By the time we’d got back to his and had a shower, it was a different story all together.

My back was seizing up, my hands, wrists and elbows ached, but nothing was as bad as my legs. My hamstrings hurt with every step. I went home (rather than going to the beach with him and some mates) and slept on the sofa for three hours (a feat for me as I find it really hard to nap).

The next day (after a somewhat disturbed sleep due to the crazy thunderstorms) I went to the city with my family. Big mistake. Walking hurt. A lot. So much so that I felt physically sick as I sat in the car on the way home. Once home I napped again, this time only for an hour and a half. I couldn’t believe I was still so physically exhausted. I went round a mates in the late afternoon, and was amazed about how awake the fella was.

It’s now two days after my last day of weeding, and although my legs still hurt they are a lot better than yesterday. I’m expected to do another (albeit shorter) shift in the fields tomorrow, and I’m not looking forward to it.

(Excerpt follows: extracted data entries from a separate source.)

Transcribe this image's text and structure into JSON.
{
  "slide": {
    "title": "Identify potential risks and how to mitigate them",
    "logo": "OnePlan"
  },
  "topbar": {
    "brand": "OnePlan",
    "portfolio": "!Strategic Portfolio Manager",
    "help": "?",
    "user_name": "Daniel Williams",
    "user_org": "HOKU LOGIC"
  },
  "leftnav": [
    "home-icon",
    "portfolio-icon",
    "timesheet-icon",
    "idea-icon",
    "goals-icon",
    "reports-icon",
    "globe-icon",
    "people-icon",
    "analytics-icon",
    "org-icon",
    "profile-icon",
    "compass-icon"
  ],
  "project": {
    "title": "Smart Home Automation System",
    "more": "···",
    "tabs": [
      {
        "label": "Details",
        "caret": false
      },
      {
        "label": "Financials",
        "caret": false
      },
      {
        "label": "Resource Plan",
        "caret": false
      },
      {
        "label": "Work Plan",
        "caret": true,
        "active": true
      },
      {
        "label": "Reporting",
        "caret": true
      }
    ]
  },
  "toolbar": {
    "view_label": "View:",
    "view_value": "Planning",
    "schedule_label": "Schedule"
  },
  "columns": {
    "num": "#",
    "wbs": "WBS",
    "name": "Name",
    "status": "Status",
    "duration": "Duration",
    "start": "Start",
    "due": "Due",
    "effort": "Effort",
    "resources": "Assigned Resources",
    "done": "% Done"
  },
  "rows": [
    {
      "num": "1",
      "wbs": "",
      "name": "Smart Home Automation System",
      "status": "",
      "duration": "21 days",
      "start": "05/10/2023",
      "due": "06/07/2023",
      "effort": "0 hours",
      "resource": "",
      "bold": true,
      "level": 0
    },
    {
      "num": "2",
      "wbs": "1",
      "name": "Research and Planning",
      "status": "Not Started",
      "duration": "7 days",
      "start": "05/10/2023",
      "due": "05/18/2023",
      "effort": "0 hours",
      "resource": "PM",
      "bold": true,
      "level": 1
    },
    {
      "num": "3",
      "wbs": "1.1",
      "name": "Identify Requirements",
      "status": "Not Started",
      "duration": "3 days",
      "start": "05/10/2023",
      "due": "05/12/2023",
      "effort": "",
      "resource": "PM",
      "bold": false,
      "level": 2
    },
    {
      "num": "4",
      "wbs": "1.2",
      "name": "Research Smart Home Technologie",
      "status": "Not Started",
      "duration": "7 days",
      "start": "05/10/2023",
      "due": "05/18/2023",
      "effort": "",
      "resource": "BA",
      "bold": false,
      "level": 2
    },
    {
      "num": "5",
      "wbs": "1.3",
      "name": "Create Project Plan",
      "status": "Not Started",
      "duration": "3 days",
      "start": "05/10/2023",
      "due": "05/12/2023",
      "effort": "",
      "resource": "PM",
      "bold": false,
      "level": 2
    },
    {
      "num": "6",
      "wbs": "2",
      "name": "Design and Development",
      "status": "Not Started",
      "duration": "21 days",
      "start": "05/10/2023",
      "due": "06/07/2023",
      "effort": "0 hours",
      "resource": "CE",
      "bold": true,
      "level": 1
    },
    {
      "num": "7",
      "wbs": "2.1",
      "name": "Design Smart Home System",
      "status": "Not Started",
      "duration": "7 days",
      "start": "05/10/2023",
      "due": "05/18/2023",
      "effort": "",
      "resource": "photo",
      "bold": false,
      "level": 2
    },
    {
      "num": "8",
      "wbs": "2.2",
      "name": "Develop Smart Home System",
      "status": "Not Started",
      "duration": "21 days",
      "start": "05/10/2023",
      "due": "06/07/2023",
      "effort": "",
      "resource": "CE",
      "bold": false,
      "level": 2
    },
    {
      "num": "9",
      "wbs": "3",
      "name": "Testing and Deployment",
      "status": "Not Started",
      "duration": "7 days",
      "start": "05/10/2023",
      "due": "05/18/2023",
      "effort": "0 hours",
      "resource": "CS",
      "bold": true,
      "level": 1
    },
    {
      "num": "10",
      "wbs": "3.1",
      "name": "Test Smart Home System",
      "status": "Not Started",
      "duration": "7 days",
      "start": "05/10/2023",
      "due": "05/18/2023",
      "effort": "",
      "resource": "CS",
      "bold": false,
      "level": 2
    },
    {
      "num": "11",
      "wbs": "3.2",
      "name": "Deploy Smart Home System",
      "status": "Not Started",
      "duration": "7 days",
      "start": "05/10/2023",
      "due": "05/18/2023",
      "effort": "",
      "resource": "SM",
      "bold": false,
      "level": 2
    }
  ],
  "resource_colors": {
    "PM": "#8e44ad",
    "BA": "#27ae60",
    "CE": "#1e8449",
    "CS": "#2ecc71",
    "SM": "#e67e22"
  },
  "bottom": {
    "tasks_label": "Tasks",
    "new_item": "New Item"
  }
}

What has all this taught me? I always knew manual labour was hard, but, rather naively, I forgot about the after effects of it. It turns out that the work itself isn’t so bad – the morning after is a different story! Part of me thinks that if I’d carried on and worked the next day I wouldn’t have been so bad, but truth be told I am grateful for the rest, and have buckets of respect for manual labourers who work five or six days a week.